Le 24 février, un article du Telegraph jette le trouble. Le quotidien britannique annonce que le bouclier nucléaire français pourrait s’étendre à toute l’Europe, avec le stationnement d’avions Rafale, porteurs de l’arme nucléaire, en Allemagne. Aucune déclaration officielle ne vient confirmer les propos d’une source anonyme française. L’information tombe alors qu’Emmanuel Macron est en visite à Washington pour faire entendre raison à Donald Trump sur le règlement du conflit ukrainien.

Plus récemment, le futur chancelier allemand, Friedrich Merz, s’est dit prêt à se placer sous la dissuasion nucléaire française. Un signe supplémentaire montrant que les chancelleries européennes considèrent le scénario d’un désengagement militaire des États-Unis du Vieux Continent.
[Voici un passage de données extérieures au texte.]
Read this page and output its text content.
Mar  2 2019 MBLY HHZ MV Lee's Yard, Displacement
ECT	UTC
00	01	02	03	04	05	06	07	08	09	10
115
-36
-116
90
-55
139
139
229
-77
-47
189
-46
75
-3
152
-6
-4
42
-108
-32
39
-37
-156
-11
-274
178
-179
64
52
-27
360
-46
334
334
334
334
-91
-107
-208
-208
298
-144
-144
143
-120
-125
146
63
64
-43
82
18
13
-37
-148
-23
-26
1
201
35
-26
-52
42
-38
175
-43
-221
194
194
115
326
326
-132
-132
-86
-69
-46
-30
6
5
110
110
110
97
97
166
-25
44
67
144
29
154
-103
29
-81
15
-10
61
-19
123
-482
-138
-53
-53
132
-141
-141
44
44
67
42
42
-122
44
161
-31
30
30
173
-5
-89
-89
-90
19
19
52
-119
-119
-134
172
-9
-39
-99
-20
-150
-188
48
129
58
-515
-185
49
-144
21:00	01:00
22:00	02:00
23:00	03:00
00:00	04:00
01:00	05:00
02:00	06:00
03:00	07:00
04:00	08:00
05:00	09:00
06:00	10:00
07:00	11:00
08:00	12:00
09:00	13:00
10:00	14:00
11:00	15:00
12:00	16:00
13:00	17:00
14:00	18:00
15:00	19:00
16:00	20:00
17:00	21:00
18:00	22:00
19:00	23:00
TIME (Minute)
« Les pays européens se sont rendu compte que les États-Unis ne risqueraient jamais un conflit nucléaire avec la Russie pour un pays européen », analyse Étienne Marcuz, spécialiste des systèmes balistiques et ancien membre du ministère des Armées. Une situation qui pousse à repenser le rôle de l’arsenal français en Europe.

Dès 2020, dans un discours prononcé à l’École de guerre, Emmanuel Macron avait bien souligné que « les intérêts vitaux de la France ont désormais une dimension européenne ». « Dans cet esprit, je souhaite que se développe un dialogue stratégique avec nos partenaires européens qui y sont prêts, sur le rôle de la dissuasion nucléaire française dans notre sécurité collective. »Un message en partie brouillé en octobre 2022 quand le président avait affirmé que les intérêts vitaux de la France ne seraient pas menacés en cas d’attaque balistique nucléaire en Ukraine ou dans la région.

« C’est français et ça restera français »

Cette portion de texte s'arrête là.